Southeast Asia is home to a dramatic variety of gorgeous and fascinating dive sites. If your experience has been limited to more traditional tourist destinations, then Southeast Asia will be a treat. Get ready to see fish and underwater life and scenery, unlike anything you’ve ever seen before. Here are our top 6 favorite diving sites in Southeast Asia.
Komodo National Park is a region in Indonesia that’s made up of many different islands: Rinca, Padar, and of course Komodo Island, as well as a few smaller islands.
Diving at Komodo National Park is considered a two-wetsuit trip. The water on the north side is fairly warm, and most divers enjoy it with a very thin wetsuit. On the other hand, the southern side is full of the cooler, nutrient-rich upwelling from deep in the ocean. Here, a 5mm wetsuit with gloves and hood is more appropriate.
The other thing which is important to understand is the way in which the Komodo islands act as a dam – they help hold the warm Pacific water back, forcing it to flow through a series of straits. The combination of warm Pacific water and cold Sumba Sea water results in a phytoplankton bloom, which in turn creates an astonishingly active food chain in the region.
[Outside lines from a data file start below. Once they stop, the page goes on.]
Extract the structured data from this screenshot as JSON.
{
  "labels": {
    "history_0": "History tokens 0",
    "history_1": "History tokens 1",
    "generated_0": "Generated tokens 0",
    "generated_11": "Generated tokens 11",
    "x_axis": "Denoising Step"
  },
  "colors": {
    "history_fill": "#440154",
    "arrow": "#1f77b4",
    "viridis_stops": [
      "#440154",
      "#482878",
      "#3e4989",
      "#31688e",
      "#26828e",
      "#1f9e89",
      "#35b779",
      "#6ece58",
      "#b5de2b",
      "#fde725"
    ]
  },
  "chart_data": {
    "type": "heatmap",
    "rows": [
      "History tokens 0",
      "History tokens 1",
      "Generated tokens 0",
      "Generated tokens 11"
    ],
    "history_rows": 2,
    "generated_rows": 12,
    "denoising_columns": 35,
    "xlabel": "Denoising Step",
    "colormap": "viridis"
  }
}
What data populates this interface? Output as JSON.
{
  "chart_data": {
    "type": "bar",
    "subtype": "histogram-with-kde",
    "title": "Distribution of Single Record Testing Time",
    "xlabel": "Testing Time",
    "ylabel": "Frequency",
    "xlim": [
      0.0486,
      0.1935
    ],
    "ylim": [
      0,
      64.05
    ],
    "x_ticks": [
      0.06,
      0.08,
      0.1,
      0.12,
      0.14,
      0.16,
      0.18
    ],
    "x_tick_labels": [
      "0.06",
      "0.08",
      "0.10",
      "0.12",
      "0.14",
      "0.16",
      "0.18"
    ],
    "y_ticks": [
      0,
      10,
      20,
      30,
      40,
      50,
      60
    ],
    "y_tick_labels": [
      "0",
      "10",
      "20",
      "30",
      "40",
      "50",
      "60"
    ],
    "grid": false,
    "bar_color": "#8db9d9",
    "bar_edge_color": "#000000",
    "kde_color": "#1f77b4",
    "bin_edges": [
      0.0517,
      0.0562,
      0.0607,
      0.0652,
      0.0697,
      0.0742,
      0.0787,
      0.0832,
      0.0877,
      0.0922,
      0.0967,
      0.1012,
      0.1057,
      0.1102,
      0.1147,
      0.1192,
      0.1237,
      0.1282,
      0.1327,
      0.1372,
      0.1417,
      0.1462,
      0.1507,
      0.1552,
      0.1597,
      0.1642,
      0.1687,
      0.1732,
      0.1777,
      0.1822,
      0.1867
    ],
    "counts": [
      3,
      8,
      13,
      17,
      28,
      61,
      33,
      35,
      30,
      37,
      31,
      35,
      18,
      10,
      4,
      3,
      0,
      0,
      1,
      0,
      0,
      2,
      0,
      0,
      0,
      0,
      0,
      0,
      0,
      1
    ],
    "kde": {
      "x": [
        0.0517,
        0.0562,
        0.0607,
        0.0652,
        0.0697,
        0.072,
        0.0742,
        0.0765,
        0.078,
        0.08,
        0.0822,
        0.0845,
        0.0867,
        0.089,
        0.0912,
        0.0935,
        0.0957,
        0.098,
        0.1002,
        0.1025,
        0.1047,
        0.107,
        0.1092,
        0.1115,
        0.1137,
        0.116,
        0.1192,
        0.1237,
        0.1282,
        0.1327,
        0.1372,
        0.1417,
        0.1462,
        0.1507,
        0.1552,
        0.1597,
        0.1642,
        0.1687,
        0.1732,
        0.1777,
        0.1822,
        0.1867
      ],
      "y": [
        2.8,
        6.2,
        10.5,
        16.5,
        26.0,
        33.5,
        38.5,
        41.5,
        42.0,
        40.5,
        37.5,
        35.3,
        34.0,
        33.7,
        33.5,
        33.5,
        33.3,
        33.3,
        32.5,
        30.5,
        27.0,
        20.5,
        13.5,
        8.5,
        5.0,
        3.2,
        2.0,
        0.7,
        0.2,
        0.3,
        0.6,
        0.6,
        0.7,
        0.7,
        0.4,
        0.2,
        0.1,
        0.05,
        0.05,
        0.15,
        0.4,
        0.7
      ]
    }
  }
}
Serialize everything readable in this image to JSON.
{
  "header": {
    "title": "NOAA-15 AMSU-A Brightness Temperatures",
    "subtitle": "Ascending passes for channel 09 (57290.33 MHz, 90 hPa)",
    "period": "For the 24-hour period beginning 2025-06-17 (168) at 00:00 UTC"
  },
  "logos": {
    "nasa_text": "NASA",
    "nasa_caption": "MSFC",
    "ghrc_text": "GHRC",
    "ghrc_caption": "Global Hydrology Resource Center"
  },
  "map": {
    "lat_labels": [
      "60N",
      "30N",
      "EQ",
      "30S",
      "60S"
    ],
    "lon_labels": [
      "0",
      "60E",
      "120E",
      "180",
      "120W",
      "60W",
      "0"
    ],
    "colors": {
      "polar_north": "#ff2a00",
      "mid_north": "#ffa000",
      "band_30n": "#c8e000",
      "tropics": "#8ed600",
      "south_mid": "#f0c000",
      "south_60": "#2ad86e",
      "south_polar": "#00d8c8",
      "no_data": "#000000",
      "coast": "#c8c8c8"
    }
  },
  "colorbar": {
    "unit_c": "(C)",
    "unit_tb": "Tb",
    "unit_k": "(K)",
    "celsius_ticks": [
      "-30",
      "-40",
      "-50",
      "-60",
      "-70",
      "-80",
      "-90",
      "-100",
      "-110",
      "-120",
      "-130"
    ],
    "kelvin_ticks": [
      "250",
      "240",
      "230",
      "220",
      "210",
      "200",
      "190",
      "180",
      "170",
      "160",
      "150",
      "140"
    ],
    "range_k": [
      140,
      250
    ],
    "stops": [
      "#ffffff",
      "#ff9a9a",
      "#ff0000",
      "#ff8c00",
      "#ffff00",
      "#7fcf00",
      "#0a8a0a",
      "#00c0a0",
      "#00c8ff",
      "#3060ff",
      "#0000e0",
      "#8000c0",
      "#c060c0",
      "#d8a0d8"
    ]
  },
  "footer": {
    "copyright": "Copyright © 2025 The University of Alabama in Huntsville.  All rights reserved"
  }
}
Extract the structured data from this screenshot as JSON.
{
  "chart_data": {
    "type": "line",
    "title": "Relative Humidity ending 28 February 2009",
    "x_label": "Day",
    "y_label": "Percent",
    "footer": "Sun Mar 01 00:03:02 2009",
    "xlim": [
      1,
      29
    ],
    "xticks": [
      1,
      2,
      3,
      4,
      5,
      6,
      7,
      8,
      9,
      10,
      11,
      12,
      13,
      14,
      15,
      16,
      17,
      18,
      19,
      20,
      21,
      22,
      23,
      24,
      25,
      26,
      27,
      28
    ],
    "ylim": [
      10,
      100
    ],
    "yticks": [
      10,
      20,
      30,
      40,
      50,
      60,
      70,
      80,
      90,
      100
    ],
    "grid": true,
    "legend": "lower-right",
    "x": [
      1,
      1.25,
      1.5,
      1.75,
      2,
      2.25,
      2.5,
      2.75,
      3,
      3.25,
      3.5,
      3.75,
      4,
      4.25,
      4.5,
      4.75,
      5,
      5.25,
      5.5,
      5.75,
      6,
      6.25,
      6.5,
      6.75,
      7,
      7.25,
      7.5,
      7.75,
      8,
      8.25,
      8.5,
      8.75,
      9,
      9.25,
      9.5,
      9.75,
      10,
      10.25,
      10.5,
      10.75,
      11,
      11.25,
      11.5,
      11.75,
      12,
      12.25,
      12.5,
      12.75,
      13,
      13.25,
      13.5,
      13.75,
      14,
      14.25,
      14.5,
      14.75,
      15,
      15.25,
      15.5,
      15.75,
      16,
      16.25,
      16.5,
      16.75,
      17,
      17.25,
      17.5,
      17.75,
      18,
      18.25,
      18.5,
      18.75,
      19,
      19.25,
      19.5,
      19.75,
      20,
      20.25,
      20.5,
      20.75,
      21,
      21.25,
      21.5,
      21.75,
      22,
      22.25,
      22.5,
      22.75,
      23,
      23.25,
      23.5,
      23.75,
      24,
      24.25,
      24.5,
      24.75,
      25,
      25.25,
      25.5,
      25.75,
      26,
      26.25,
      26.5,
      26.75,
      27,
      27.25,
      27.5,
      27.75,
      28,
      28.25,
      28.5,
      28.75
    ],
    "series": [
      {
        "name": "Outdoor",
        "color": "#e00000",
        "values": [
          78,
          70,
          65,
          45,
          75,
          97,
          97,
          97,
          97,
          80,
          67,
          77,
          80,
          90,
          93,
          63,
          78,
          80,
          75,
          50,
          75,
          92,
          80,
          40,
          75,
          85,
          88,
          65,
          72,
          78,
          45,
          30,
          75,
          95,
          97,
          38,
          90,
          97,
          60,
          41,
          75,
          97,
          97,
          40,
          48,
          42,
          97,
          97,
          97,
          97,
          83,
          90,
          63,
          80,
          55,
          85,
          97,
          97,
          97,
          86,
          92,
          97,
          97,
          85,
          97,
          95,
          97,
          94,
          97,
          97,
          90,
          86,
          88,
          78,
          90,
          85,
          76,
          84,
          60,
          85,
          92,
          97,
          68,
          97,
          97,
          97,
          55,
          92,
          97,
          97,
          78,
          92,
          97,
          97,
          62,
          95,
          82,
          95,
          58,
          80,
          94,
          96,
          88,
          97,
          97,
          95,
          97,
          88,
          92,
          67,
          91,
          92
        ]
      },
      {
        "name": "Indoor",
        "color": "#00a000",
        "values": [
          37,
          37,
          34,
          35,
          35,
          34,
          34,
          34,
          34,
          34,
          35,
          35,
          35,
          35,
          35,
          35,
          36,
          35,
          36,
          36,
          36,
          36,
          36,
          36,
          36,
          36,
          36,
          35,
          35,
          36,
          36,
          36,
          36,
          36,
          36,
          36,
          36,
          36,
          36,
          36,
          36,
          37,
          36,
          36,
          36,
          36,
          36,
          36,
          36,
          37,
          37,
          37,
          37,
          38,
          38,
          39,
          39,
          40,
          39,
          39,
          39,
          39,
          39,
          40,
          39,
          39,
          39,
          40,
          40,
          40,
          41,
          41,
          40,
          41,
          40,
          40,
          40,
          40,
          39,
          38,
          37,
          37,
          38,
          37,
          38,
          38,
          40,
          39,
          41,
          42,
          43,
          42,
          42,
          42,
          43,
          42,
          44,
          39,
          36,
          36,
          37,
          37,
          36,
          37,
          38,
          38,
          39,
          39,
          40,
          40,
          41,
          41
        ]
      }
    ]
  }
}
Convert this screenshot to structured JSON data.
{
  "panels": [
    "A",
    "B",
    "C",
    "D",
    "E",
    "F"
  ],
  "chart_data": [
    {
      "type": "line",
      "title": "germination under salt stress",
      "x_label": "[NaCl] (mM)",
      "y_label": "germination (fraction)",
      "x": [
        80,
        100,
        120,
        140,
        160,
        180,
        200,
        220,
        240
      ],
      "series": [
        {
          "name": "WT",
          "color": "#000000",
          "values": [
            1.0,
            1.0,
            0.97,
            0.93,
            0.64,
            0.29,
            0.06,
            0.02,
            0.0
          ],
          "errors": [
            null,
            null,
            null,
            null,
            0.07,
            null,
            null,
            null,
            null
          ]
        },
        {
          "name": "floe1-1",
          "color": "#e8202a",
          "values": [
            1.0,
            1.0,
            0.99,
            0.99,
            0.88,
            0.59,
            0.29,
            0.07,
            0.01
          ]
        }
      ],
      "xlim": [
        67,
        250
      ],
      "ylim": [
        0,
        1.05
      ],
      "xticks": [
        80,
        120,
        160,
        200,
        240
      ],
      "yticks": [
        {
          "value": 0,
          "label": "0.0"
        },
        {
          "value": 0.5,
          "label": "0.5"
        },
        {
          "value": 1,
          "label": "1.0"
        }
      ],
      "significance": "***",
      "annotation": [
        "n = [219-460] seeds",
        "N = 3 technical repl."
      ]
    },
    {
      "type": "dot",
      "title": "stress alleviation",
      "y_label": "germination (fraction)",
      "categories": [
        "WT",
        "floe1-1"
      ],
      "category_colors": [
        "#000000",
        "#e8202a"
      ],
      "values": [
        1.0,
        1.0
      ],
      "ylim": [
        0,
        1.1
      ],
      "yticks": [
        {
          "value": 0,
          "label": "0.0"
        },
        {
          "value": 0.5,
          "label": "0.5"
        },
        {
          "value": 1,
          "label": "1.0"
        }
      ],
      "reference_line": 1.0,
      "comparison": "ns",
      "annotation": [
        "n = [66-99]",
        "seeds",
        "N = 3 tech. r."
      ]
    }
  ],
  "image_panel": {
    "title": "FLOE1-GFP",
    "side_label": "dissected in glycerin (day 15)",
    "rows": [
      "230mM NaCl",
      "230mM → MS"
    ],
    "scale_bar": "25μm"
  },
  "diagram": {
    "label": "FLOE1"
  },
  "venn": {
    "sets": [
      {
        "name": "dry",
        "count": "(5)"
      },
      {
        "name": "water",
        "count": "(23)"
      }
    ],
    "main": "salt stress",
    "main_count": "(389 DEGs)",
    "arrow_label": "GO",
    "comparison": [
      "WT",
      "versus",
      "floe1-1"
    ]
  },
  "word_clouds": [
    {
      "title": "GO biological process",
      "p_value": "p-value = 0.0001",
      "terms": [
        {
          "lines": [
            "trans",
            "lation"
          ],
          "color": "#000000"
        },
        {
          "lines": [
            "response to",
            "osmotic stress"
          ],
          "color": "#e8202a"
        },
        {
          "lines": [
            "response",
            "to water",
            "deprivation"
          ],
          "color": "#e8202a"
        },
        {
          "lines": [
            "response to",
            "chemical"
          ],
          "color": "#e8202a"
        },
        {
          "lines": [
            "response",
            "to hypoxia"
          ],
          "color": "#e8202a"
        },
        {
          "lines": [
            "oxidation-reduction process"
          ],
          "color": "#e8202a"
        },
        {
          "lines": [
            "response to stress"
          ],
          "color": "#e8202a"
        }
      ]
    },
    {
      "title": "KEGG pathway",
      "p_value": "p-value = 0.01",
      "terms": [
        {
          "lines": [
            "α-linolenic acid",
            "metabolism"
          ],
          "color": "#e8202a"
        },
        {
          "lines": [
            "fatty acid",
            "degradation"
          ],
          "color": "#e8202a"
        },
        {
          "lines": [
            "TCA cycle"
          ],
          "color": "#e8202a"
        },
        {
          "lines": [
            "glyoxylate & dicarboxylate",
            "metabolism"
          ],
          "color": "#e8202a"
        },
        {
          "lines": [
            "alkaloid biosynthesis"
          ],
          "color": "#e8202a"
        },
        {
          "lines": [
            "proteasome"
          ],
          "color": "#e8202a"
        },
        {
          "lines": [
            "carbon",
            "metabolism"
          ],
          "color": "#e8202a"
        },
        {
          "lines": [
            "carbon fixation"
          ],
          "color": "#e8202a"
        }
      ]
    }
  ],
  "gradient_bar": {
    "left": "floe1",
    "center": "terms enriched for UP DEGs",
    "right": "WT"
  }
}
Horseshoe Bay, for example, is famous as one of the most crowded and active reefs that divers will ever see, including the Cannibal Rock pinnacle. There you’ll see dense groups of crinoids jostling for space – and you’ll get a chance to work on your buoyancy skills. The reason is that crinoids stick to neoprene, and if you brush up against one even lightly then you’ll have hitchhikers.
Raja Ampat is one of the few remaining destinations where you can feel like a pioneer and go diving where nobody has been before. This Indonesian destination ranges from the landscapes and beautiful (above water) scenery at Irian Jaya to some of the most impressive diving in Indonesia and the world.
Why? Raja Ampat, or the Four Kings, is considered to have the richest coral reefs of any dive destination in the world. At the same time, it’s relatively unspoiled – partly because of its remote location, it is still a destination considered to be well off the beaten track. As a result, you can look forward to few if any boats and only the most serious divers enjoying the area.
Next to Raja Ampat, Alor represents another significant “last frontier” in Indonesia. Alor is full of big schools of pelagic fish, themselves a sight to see as the large groups (sometimes weighing hundreds of tons) swarm and flow. It’s located in between the Sawoe and Flores Seas and represents a world class dive destination which for a long time was considered to be too remote and difficult to reach for the average diver due to its lack of any infrastructure.
However, Alor is much easier to reach now, and Indonesian airlines now fly into it more often.
That is not to say Alor is at risk of spoiling. In the region, the government is well aware of the marine park’s potential, and working with the local community to encourage sustainable and traditional fishing techniques (like bamboo traps) which keep the coral reefs virgin. In fact, a share of the fees each guest pays goes to helping protect the park’s legacy.
The Banda Islands are less known than Komodo, but for those who know it’s still among the best diving destinations in the world. Diving Banda means seeing tremendous variety — both on large and small scales. You might see hammerhead sharks swimming through the area in October, and big pelagics as well as large schools of fish everywhere. Plus, don’t forget the many species of dolphins and whales.
The Togian Islands are a group of 56 islands near Sulawesi, Indonesia. All three of the main reef formations are visible in the Togian Islands — barrier reefs, fringing reefs, and atolls. There are also more than 300 coral species in the area, many of which have still not been properly classified.
That’s only part of the allure of the Togeans, however. They have some of the world’s calmest deep water worldwide, and as a dive site it’s full of clean beaches, sparkling seas, peace and tranquility, and, of course, no crowds. At the same time, the marine life diversity and underwater topography are so stunning that the better-known dive destinations in the world pale in comparison.
Bunaken, Manado was voted Asia’s best wall dive, and it hasn’t changed much since! There are no crowds (the local airport sees just 25,000 international arrivals each year – compared to Bali’s 3 million!), and the Bunaken dive sites are, like the others in our list, ranked among the best in the world for marine diversity.
All above dive sites are recommendations based on Lamima Sailing Yacht’s previous cruising and diving activities.